A later version of the bill more appropriately brings its force against only those entities that charge money for removing mug shots from public view.
Another measure, House Bill 828, would unacceptably limit news media access to auto accident reports. It grants media access only to information more than 60 days old. That time gap amounts to a black hole which should be unthinkable in a free society. The public deserves information as soon as practicable, not after two months’ time. Georgia should find a better way to achieve the intended goal of thwarting pesky people from soliciting business from car accident victims.
Individual rights are one matter. Other bills are quite troubling because of their unacceptably broad purview and intent.
House Bill 935 would exempt the affairs of public retirement systems from disclosure. Perhaps as a consolation prize, the bill would reduce from three years to two the requirement for actuarial investigation of said pension systems. The net effect would pretty much grant full police powers to foxes when it comes to guarding henhouses. That would be a bad thing, in our view.
Given human nature and the large volume of dollars handled by public pension systems, the potential for mischief to remain undiscovered is far too great for this measure to be given further serious consideration. It deserves to go nowhere fast.

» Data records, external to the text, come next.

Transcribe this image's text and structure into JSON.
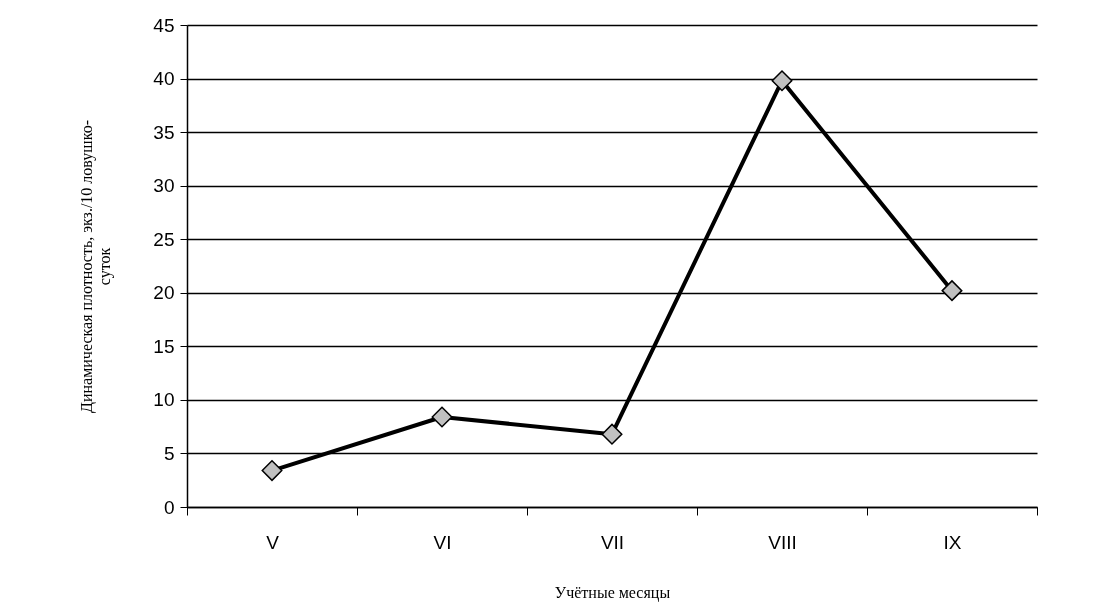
{
  "chart_data": {
    "type": "line",
    "xlabel": "Учётные месяцы",
    "ylabel": "Динамическая плотность, экз./10 ловушко-суток",
    "categories": [
      "V",
      "VI",
      "VII",
      "VIII",
      "IX"
    ],
    "series": [
      {
        "color": "#000000",
        "values": [
          3.4,
          8.4,
          6.8,
          39.8,
          20.2
        ]
      }
    ],
    "ylim": [
      0,
      45
    ],
    "yticks": [
      0,
      5,
      10,
      15,
      20,
      25,
      30,
      35,
      40,
      45
    ],
    "grid": "y",
    "marker": "diamond",
    "line_style": "solid",
    "legend": false
  }
}
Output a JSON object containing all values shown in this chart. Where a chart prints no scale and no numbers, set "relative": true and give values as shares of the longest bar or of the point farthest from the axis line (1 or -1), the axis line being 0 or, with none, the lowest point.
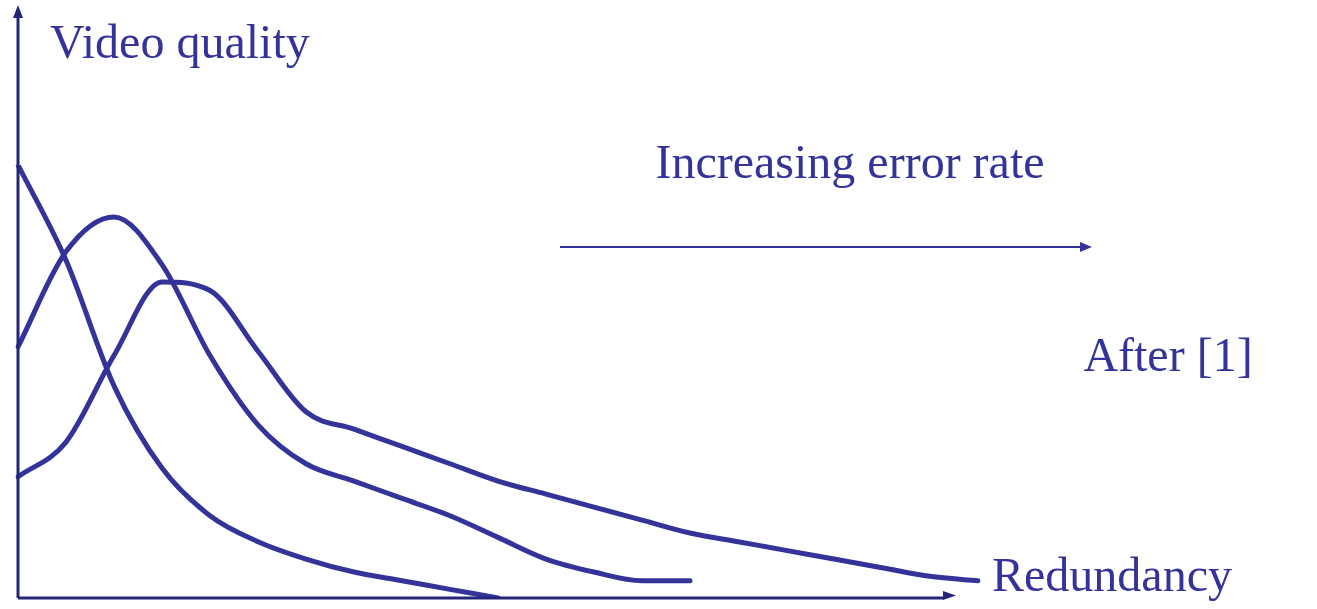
{
  "chart_data": {
    "type": "line",
    "relative": true,
    "ylabel": "Video quality",
    "xlabel": "Redundancy",
    "annotations": [
      "Increasing error rate",
      "After [1]"
    ],
    "categories": [
      null,
      null,
      null,
      null,
      null,
      null,
      null,
      null,
      null,
      null,
      null,
      null,
      null,
      null,
      null,
      null,
      null,
      null,
      null,
      null,
      null
    ],
    "series": [
      {
        "color": "#333399",
        "values": [
          1.0,
          0.78,
          0.49,
          0.3,
          0.19,
          0.13,
          0.09,
          0.06,
          0.04,
          0.02,
          0.0,
          null,
          null,
          null,
          null,
          null,
          null,
          null,
          null,
          null,
          null
        ]
      },
      {
        "color": "#333399",
        "values": [
          0.58,
          0.8,
          0.88,
          0.77,
          0.56,
          0.4,
          0.31,
          0.27,
          0.23,
          0.19,
          0.14,
          0.09,
          0.06,
          0.04,
          0.04,
          null,
          null,
          null,
          null,
          null,
          null
        ]
      },
      {
        "color": "#333399",
        "values": [
          0.28,
          0.36,
          0.56,
          0.73,
          0.71,
          0.57,
          0.43,
          0.39,
          0.35,
          0.31,
          0.27,
          0.24,
          0.21,
          0.18,
          0.15,
          0.13,
          0.11,
          0.09,
          0.07,
          0.05,
          0.04
        ]
      }
    ],
    "marker": "none",
    "line_style": "solid",
    "legend": false,
    "tick_labels": false
  }
}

To that point, it is a credit to the state House that a similar bill, HB 796, seems to have been sidetracked for this year. It should not rise again. It would “exempt from public inspection” payroll and personnel records of private contractors performing work on public property.

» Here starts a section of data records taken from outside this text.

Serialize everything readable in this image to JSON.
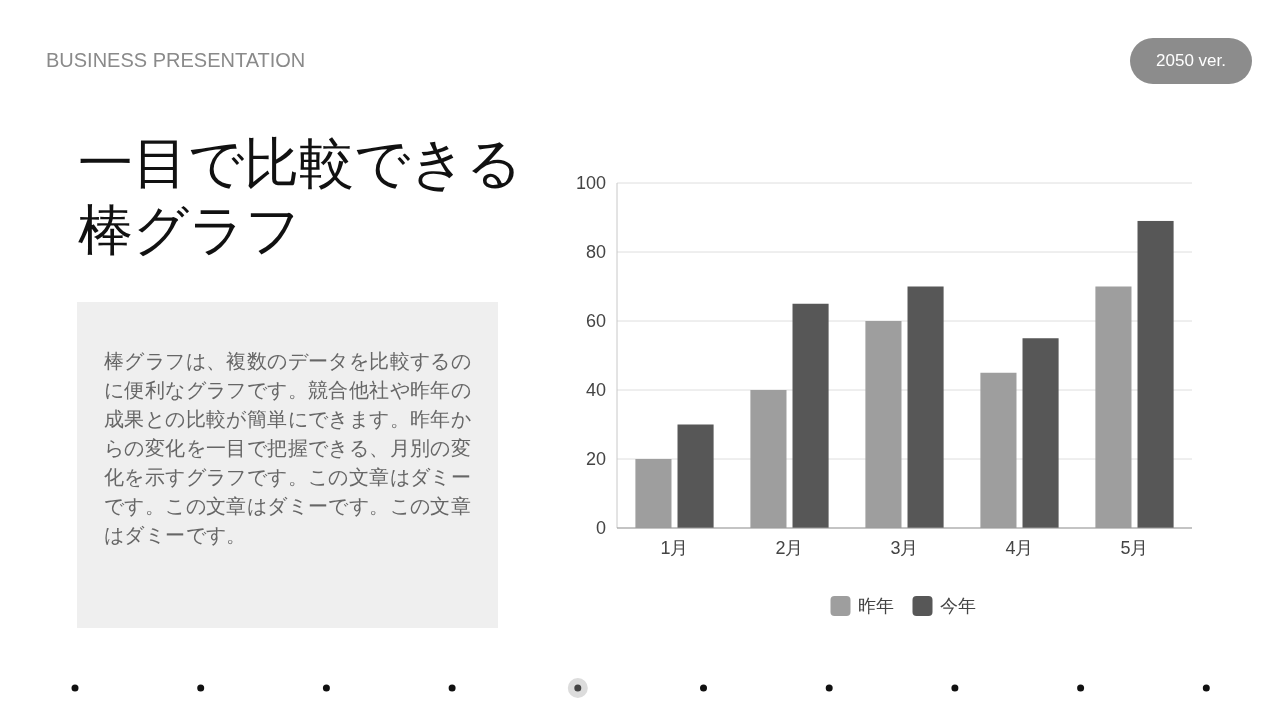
{
  "chart_data": {
    "type": "bar",
    "title": "一目で比較できる棒グラフ",
    "annotations": [
      "BUSINESS PRESENTATION",
      "2050 ver.",
      "棒グラフは、複数のデータを比較するのに便利なグラフです。競合他社や昨年の成果との比較が簡単にできます。昨年からの変化を一目で把握できる、月別の変化を示すグラフです。この文章はダミーです。この文章はダミーです。この文章はダミーです。"
    ],
    "categories": [
      "1月",
      "2月",
      "3月",
      "4月",
      "5月"
    ],
    "series": [
      {
        "name": "昨年",
        "color": "#9e9e9e",
        "values": [
          20,
          40,
          60,
          45,
          70
        ]
      },
      {
        "name": "今年",
        "color": "#575757",
        "values": [
          30,
          65,
          70,
          55,
          89
        ]
      }
    ],
    "ylim": [
      0,
      100
    ],
    "yticks": [
      0,
      20,
      40,
      60,
      80,
      100
    ],
    "grid": "y",
    "legend": "bottom"
  }
}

You read that correctly. The bill would remove from public scrutiny the processes by which untold billions of dollars of taxpayer money are routinely spent. That’s an outrageous prospect, especially in a time when the phrase “public-private partnership” seems among the most often voiced by bureaucrats and elected officials.
To their credit, some lawmakers apparently recognized the ludicrous nature of this bill. It, and the concept it represents, should remain buried for all time.
Taken in sum, the “public disclosure” bills before the legislature give powerful testimony to the time-honored saying that “the price of liberty is eternal vigilance.”
Government transparency makes that possible. Citizens should demand it, and the General Assembly should do nothing to unduly restrict it.